We have made the pact, or at least I think we have made it. He looked into my eyes and he said it would be fun.

I have bought a Rune multiple — a video work. The New Me . I am curious to see how it holds up over time.

His apartment: a plumber’s dream of Baroque splendor. I didn’t dare ask him if the gold tassels were tongue in cheek or not, but he is too smart not to know. He indulges himself in contradictions and expects everyone to go along with him; and this is paradoxically charming because it is childlike. Look at my toys. Aren’t they cool? He strutted through the rooms, giving me the tour, as his arm shot out in the direction of each object, but he did not pause to examine a single trophy: “pot from Cambodia, 2000 B.C., Diane Arbus photo — killed herself in ’71,—the shoes Marlene Dietrich wore in Morocco .” When a girl with a pixie cut suddenly appeared in a doorway, he flung out his arm and barked “Jeannie,” after which he grinned at me to make sure I understood he was joking. An “assistant,” one of a team of “helpers” roaming about, mostly competent-looking young women with telephones.

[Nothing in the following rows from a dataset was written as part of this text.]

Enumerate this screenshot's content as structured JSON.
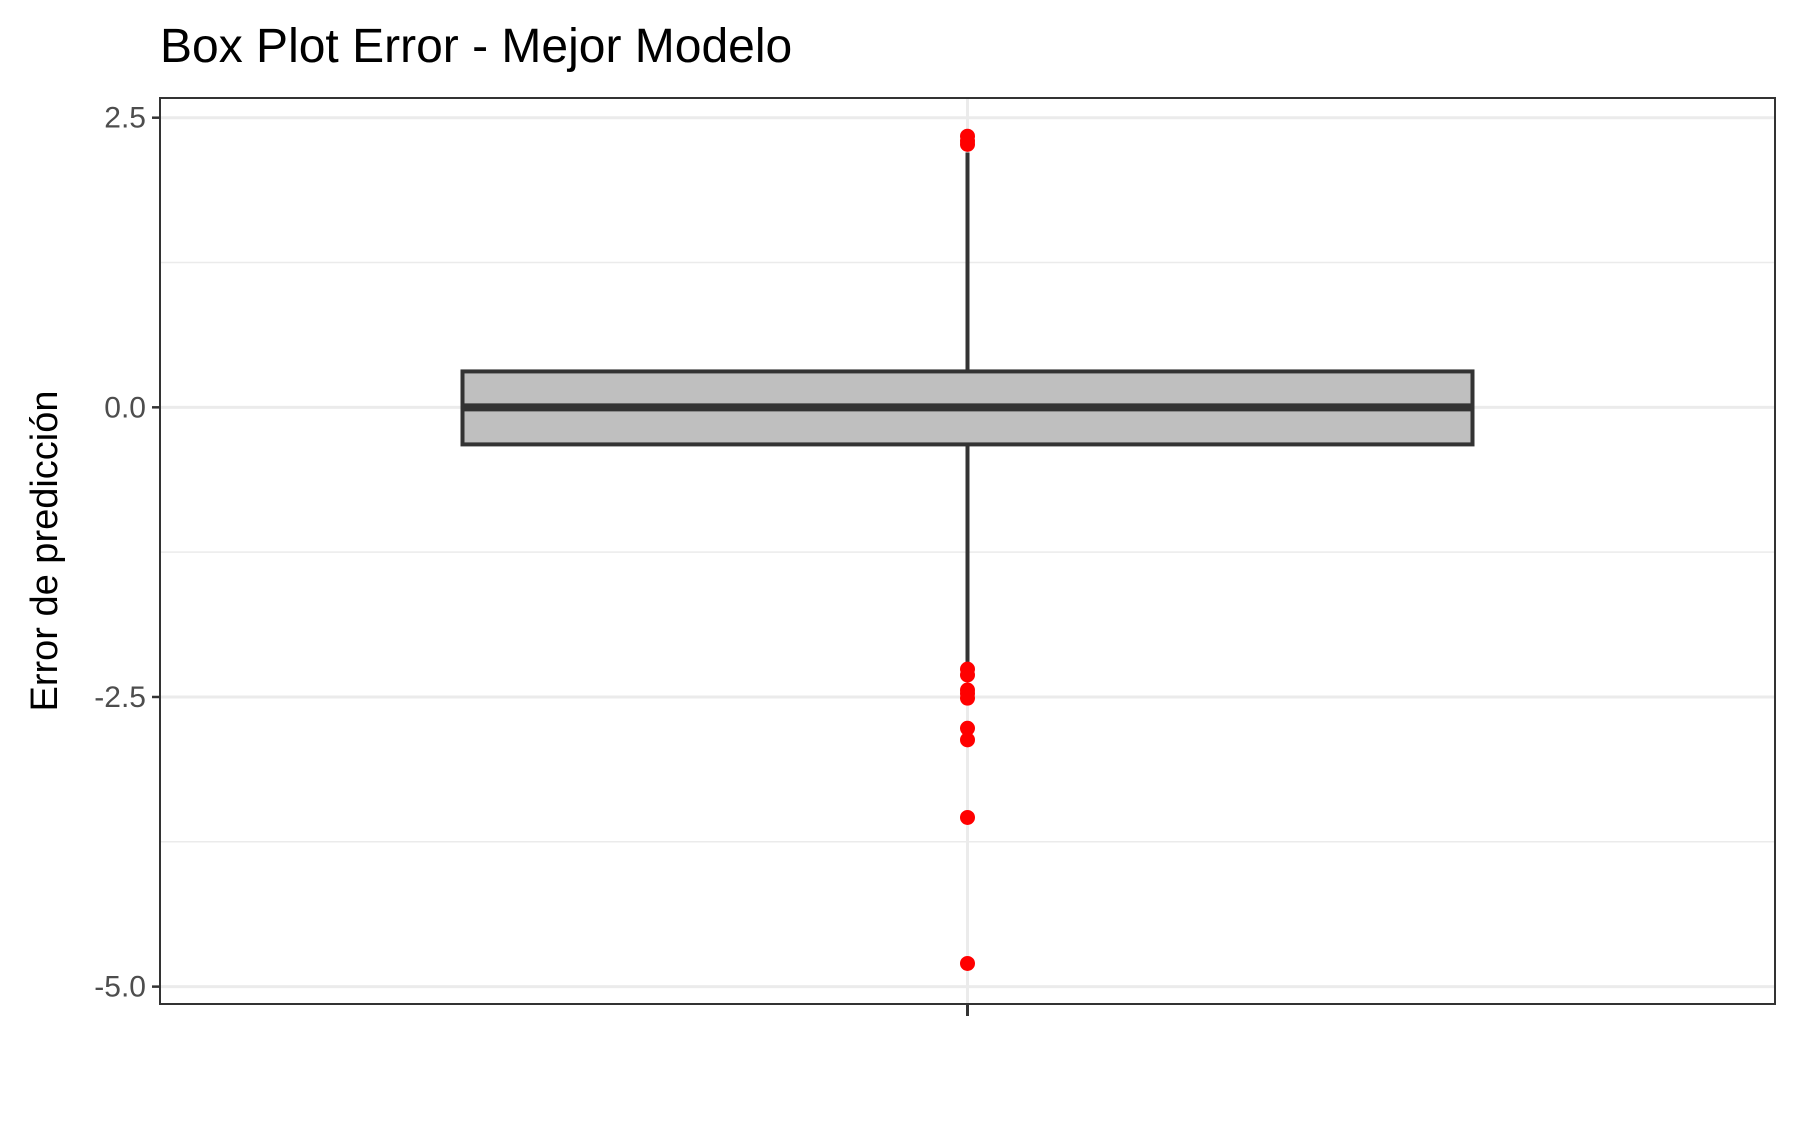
{
  "chart_data": {
    "type": "box",
    "title": "Box Plot Error - Mejor Modelo",
    "xlabel": "",
    "ylabel": "Error de predicción",
    "ylim": [
      -5.15,
      2.67
    ],
    "yticks": [
      2.5,
      0.0,
      -2.5,
      -5.0
    ],
    "ytick_labels": [
      "2.5",
      "0.0",
      "-2.5",
      "-5.0"
    ],
    "grid": true,
    "box": {
      "q1": -0.32,
      "median": 0.0,
      "q3": 0.31,
      "whisker_low": -2.2,
      "whisker_high": 2.2,
      "fill": "#bfbfbf",
      "line_color": "#333333"
    },
    "outliers": [
      2.34,
      2.3,
      2.27,
      -2.26,
      -2.31,
      -2.44,
      -2.47,
      -2.51,
      -2.77,
      -2.87,
      -3.54,
      -4.8
    ],
    "outlier_color": "#ff0000",
    "grid_color": "#ebebeb",
    "panel_border_color": "#333333"
  }
}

Robot photos in heroic display, taken in various labs around the United States and in Geneva, but also “filmbots,” imaginary machines, a movie still of Hal from 2001 and Woody Allen as the robotic waiter in Sleeper . Give me Woody Allen’s bumbler any day, I said, but Rune did not smile.

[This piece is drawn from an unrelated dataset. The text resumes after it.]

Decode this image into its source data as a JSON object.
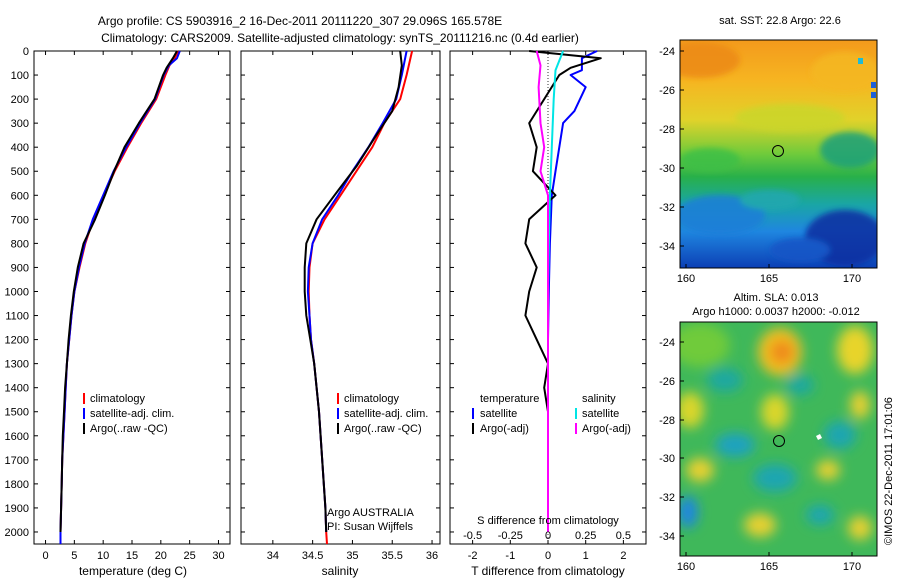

He has ideas, but they are jumbled. He never read a single page of the books I recommended. But a demon called the Singularity has possessed him, the grandiose offspring of one Verne Vinge, mathematics professor and science fiction writer, who in 1993 predicted a monumental, revolutionary shift in time, the moment we poor mortals will manufacture machine intelligences greater than our own. Our technical devices will race ahead of us, and a posthuman, postbiological world will dawn. We will all be machine-organic hybrids. We will “upload” ourselves and become immortals, although the trick remains elusive. Vinge, a techno-Frankenstein, writes: “Large computer networks may ‘wake up’ as a superhumanly intelligent entity.”I

Wake up?

I grunted and guffawed and waggled my finger, but Rune tells me with a straight face that it will all happen by 2030. How I would love to bet on it, but I’ll be dead. Harriet Burden will be dust, bones ground to ashes. Does Rune really believe it? Has he really embraced this article of faith founded on a false theoretical model: computational theory of mind?II The boys in the labs and some of their cohorts in analytical philosophy have been kneeling in obeisance to the sacred machine that processes information at ever-increasing speeds, that plays chess well but translates from one language to another so badly it hurts, and which doesn’t feel anything at all. Don’t you know that others are writing about paradigm change, that information processing as a model for brain function fails at many levels? Rune wants to believe. It is a form of salvation.